Any other blogs (I think I have 3 others, maybe more) are not worth mentioning or I just don't remember them. In the future I might have more blogs, but I'm running out of places to create these blogs and I can't imagine what I'll need another blog for. But I'm sure I will come up with something and find a way to make it a blog.

Wednesday, January 5, 2011

Privacy

I have so much on my mind right now that I want to get out, but I just can't do that. The things on my mind are private and I don't want anyone to know about them, but I want to get them out somewhere. Usually my blog is the best place for me to go to just write down what I'm saying and I wouldn't have to worry about what I was saying because no one was reading it. But now, I don't know if anyone is reading this or not, and if someone is, there's a better chance of that person being someone I know than not. And if I posted what's on my mind, that would be very embarrassing because the person I know would completely understand what I'm saying no matter how vague I might be and then I would be made fun of for the rest of my life.

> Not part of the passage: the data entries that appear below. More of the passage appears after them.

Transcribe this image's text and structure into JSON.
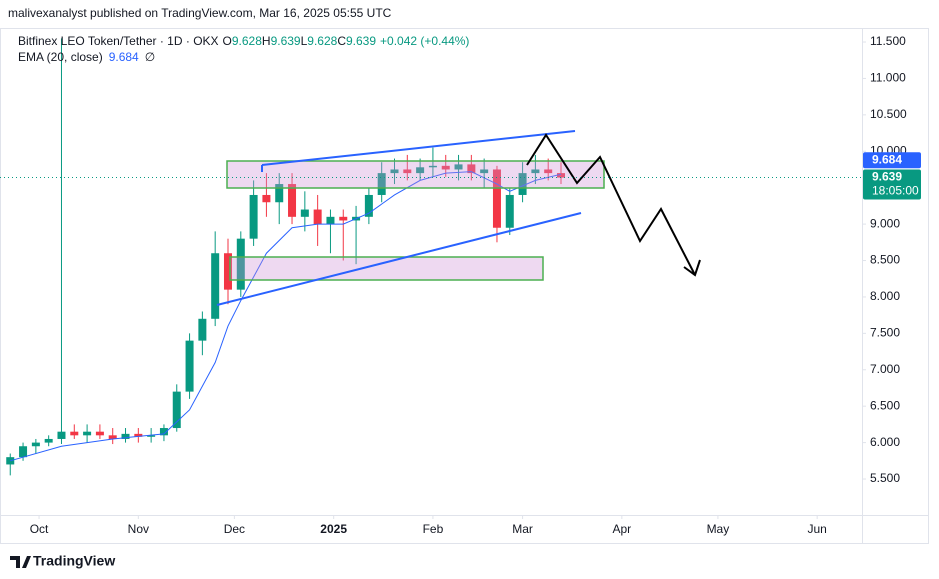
{
  "header": {
    "publisher": "malivexanalyst published on TradingView.com, Mar 16, 2025 05:55 UTC"
  },
  "chart_data": {
    "type": "candlestick",
    "legend": {
      "symbol": "Bitfinex LEO Token/Tether · 1D · OKX",
      "open_label": "O",
      "open": 9.628,
      "high_label": "H",
      "high": 9.639,
      "low_label": "L",
      "low": 9.628,
      "close_label": "C",
      "close": 9.639,
      "change": "+0.042 (+0.44%)",
      "ema_name": "EMA (20, close)",
      "ema_value": 9.684,
      "ema_extra": "∅"
    },
    "candles": {
      "x": [
        -9,
        -5,
        -1,
        3,
        7,
        11,
        15,
        19,
        23,
        27,
        31,
        35,
        39,
        43,
        47,
        51,
        55,
        59,
        63,
        67,
        71,
        75,
        79,
        83,
        87,
        91,
        95,
        99,
        103,
        107,
        111,
        115,
        119,
        123,
        127,
        131,
        135,
        139,
        143,
        147,
        151,
        155,
        159,
        163
      ],
      "open": [
        5.7,
        5.8,
        5.95,
        6.0,
        6.05,
        6.15,
        6.1,
        6.15,
        6.1,
        6.05,
        6.12,
        6.08,
        6.1,
        6.2,
        6.7,
        7.4,
        7.7,
        8.6,
        8.1,
        8.8,
        9.4,
        9.3,
        9.55,
        9.1,
        9.2,
        9.0,
        9.1,
        9.05,
        9.1,
        9.4,
        9.7,
        9.75,
        9.7,
        9.78,
        9.8,
        9.75,
        9.82,
        9.7,
        9.75,
        8.95,
        9.4,
        9.7,
        9.75,
        9.7
      ],
      "high": [
        5.85,
        6.0,
        6.05,
        6.1,
        11.55,
        6.25,
        6.25,
        6.25,
        6.2,
        6.2,
        6.2,
        6.2,
        6.25,
        6.8,
        7.5,
        7.8,
        8.9,
        8.8,
        8.9,
        9.6,
        9.7,
        9.7,
        9.7,
        9.45,
        9.4,
        9.2,
        9.2,
        9.25,
        9.5,
        9.85,
        9.9,
        9.95,
        9.9,
        10.05,
        9.95,
        9.95,
        9.95,
        9.9,
        9.8,
        9.5,
        9.85,
        9.95,
        9.9,
        9.85
      ],
      "low": [
        5.55,
        5.75,
        5.85,
        5.95,
        5.98,
        6.05,
        6.0,
        6.05,
        5.98,
        6.0,
        6.0,
        6.0,
        6.02,
        6.15,
        6.6,
        7.2,
        7.6,
        7.9,
        8.0,
        8.7,
        9.1,
        9.0,
        9.0,
        8.9,
        8.7,
        8.6,
        8.5,
        8.45,
        9.0,
        9.3,
        9.55,
        9.6,
        9.6,
        9.65,
        9.65,
        9.6,
        9.6,
        9.5,
        8.75,
        8.85,
        9.3,
        9.55,
        9.6,
        9.55
      ],
      "close": [
        5.8,
        5.95,
        6.0,
        6.05,
        6.15,
        6.1,
        6.15,
        6.1,
        6.05,
        6.12,
        6.08,
        6.1,
        6.2,
        6.7,
        7.4,
        7.7,
        8.6,
        8.1,
        8.8,
        9.4,
        9.3,
        9.55,
        9.1,
        9.2,
        9.0,
        9.1,
        9.05,
        9.1,
        9.4,
        9.7,
        9.75,
        9.7,
        9.78,
        9.8,
        9.75,
        9.82,
        9.7,
        9.75,
        8.95,
        9.4,
        9.7,
        9.75,
        9.7,
        9.639
      ],
      "up_color": "#089981",
      "down_color": "#f23645"
    },
    "ema": {
      "color": "#2962ff",
      "x": [
        -9,
        7,
        23,
        39,
        47,
        55,
        59,
        63,
        71,
        79,
        87,
        95,
        103,
        111,
        119,
        127,
        135,
        143,
        147,
        155,
        163
      ],
      "values": [
        5.75,
        5.95,
        6.05,
        6.12,
        6.45,
        7.1,
        7.6,
        7.95,
        8.6,
        8.95,
        9.0,
        9.0,
        9.15,
        9.4,
        9.6,
        9.7,
        9.72,
        9.55,
        9.45,
        9.6,
        9.684
      ]
    },
    "price_label": {
      "ema": 9.684,
      "close": 9.639,
      "countdown": "18:05:00"
    },
    "xlim": [
      -12.2,
      257
    ],
    "xticks": [
      {
        "value": 0,
        "label": "Oct"
      },
      {
        "value": 31,
        "label": "Nov"
      },
      {
        "value": 61,
        "label": "Dec"
      },
      {
        "value": 92,
        "label": "2025"
      },
      {
        "value": 123,
        "label": "Feb"
      },
      {
        "value": 151,
        "label": "Mar"
      },
      {
        "value": 182,
        "label": "Apr"
      },
      {
        "value": 212,
        "label": "May"
      },
      {
        "value": 243,
        "label": "Jun"
      }
    ],
    "ylim": [
      5.006,
      11.665
    ],
    "yticks": [
      {
        "value": 5.5,
        "label": "5.500"
      },
      {
        "value": 6,
        "label": "6.000"
      },
      {
        "value": 6.5,
        "label": "6.500"
      },
      {
        "value": 7,
        "label": "7.000"
      },
      {
        "value": 7.5,
        "label": "7.500"
      },
      {
        "value": 8,
        "label": "8.000"
      },
      {
        "value": 8.5,
        "label": "8.500"
      },
      {
        "value": 9,
        "label": "9.000"
      },
      {
        "value": 9.5,
        "label": "9.500"
      },
      {
        "value": 10,
        "label": "10.000"
      },
      {
        "value": 10.5,
        "label": "10.500"
      },
      {
        "value": 11,
        "label": "11.000"
      },
      {
        "value": 11.5,
        "label": "11.500"
      }
    ],
    "grid": false
  },
  "footer": {
    "brand": "TradingView"
  }
}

So, my dilemma is that I need somewhere to write my most private thoughts down, somewhere where I know no one I know will find it and laugh at me for being so pathetic. And the reason this is a dilemma is because I would have already found a private place by now if I could. I just seriously have no idea where to go.

But I'm pretty desperate, so maybe I will be able to figure something out.

Monday, January 3, 2011

New Year's Resolutions

1. Be more politically aware.

That's it. If you have any good ways for me to get political information, like website and TV channels, let me know. So far, all I know about is Glenn Beck, and I don't want just his opinion on everything.